Evaluating CDR(NN) Models

This package provides several utilities for inspecting and evaluating fitted CDR models. The principal evaluation utility is predict. The following generates predictions on test data from the model CDR_A defined in experiment.ini::

python -m cdr.bin.predict experiment.ini -m CDR_A -p test

This call will save files containing elementwise predictions, errors, and likelihoods, along with a performance summary. For more details on usage, run::

python -m cdr.bin.predict -h

Once predict has been run for multiple models, statistical model comparison (permutation test) can be performed using compare, as shown::

python -m experiment.ini -p test

The above call will permutation test pairwise differences in mean squared error on test data for all unique pairs of models defined in experiment.ini.
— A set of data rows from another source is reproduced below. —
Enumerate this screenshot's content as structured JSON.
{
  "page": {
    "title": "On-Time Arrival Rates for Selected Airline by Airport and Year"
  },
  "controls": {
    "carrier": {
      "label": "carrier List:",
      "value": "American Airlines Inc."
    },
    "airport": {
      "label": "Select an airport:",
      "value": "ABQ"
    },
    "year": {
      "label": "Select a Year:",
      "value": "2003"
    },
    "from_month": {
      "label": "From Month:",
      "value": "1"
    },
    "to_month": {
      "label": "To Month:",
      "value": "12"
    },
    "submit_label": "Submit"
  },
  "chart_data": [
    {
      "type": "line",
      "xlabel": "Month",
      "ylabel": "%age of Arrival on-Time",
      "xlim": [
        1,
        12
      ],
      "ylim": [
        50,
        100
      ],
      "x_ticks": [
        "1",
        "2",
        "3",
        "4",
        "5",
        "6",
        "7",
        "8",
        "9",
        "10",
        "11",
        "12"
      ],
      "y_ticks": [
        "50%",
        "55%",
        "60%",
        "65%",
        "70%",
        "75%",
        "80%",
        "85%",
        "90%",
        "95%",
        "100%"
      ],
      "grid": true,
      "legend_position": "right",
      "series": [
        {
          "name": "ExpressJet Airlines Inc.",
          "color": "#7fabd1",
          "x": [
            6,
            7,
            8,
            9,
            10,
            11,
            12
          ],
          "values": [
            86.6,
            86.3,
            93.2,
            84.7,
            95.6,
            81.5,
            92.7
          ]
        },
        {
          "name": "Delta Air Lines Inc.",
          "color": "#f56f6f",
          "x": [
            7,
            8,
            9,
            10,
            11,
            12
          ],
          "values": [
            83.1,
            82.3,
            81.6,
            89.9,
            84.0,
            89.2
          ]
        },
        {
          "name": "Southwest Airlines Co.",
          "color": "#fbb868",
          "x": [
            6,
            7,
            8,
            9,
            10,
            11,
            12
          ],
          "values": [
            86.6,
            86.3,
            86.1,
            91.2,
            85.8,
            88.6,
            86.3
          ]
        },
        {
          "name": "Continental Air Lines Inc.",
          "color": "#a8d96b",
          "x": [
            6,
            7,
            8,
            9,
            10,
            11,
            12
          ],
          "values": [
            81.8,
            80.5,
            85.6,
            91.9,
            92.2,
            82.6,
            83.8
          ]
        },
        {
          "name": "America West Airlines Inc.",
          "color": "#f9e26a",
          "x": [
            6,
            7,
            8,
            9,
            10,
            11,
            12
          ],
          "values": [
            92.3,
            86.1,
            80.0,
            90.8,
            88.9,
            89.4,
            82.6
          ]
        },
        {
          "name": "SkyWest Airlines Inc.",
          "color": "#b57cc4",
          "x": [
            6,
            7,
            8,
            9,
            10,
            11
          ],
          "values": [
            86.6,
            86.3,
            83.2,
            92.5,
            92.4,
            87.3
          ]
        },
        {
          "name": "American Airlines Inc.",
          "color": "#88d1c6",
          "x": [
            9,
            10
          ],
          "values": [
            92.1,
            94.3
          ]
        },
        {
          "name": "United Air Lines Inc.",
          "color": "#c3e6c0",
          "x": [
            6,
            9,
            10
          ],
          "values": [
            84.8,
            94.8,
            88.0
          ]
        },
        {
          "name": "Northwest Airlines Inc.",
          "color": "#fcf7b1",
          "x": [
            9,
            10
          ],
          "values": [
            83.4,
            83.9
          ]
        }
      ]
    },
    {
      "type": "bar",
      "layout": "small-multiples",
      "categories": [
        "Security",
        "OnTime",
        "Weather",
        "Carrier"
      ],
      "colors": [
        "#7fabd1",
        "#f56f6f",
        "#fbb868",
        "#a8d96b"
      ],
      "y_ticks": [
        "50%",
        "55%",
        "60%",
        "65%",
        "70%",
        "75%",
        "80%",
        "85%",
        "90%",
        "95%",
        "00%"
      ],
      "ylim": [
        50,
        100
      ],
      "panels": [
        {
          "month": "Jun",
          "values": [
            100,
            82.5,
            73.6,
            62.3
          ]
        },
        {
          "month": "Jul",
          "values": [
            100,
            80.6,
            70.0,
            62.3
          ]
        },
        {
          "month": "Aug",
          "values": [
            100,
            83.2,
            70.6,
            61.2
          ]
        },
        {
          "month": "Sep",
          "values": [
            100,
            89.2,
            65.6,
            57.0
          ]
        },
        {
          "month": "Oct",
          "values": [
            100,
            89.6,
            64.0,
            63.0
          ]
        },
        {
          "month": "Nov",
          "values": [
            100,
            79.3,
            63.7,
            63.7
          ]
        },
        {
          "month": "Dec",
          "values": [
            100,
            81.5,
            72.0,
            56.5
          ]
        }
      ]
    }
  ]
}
In addition to these core utilities, convolve convolves the input predictors using the fitted CDR data transform and saves the data table, and make_plots generates IRF plots with basic customization as permitted by the command line arguments.

CDR(NN) Model Comparison

Two or more CDR(NN) models can be statistically compared using bootstrap testing (specifically, paired permutation tests). This repository provides utilities to support this. To compare models CDR_A and CDR_B using a mean squared error test statistic on the test partition designated in the *.ini file, run:

python -m experiment.ini -m CDR_A CDR_B -M err -p test

Models can also be compared using a likelihood difference test statistic:

python -m experiment.ini -m CDR_A CDR_B -M loglik -p test

If you specified ablations within the model definition using the ablate keyword (see CDR Configuration Files), you can test all single-variable nested ablations in a config file as follows:

python -m experiment.ini -a -M loglik -p test

A separate utility (ct) is also provided to permutation test the difference in correlation between true and predicted responses:

python -m cdr.bin.ct experiment.ini -a -p test

The properties of each of these test statistics govern which is most appropriate to use. Error-based tests are useful for comparing qualitatively different models whose likelihood functions are either not available or not directly comparable (e.g. CDR vs. LME). Likelihood-based tests are useful for comparing CDR models with non-normal error (e.g sinh-arcsinh). Correlation-based tests are useful when the primary emphasis is on the strength of linear relationship between predictions and response, abstracting away from shift and scale.

Full usage for these bootstrapping utilities can be viewed by running:

python -m pt ct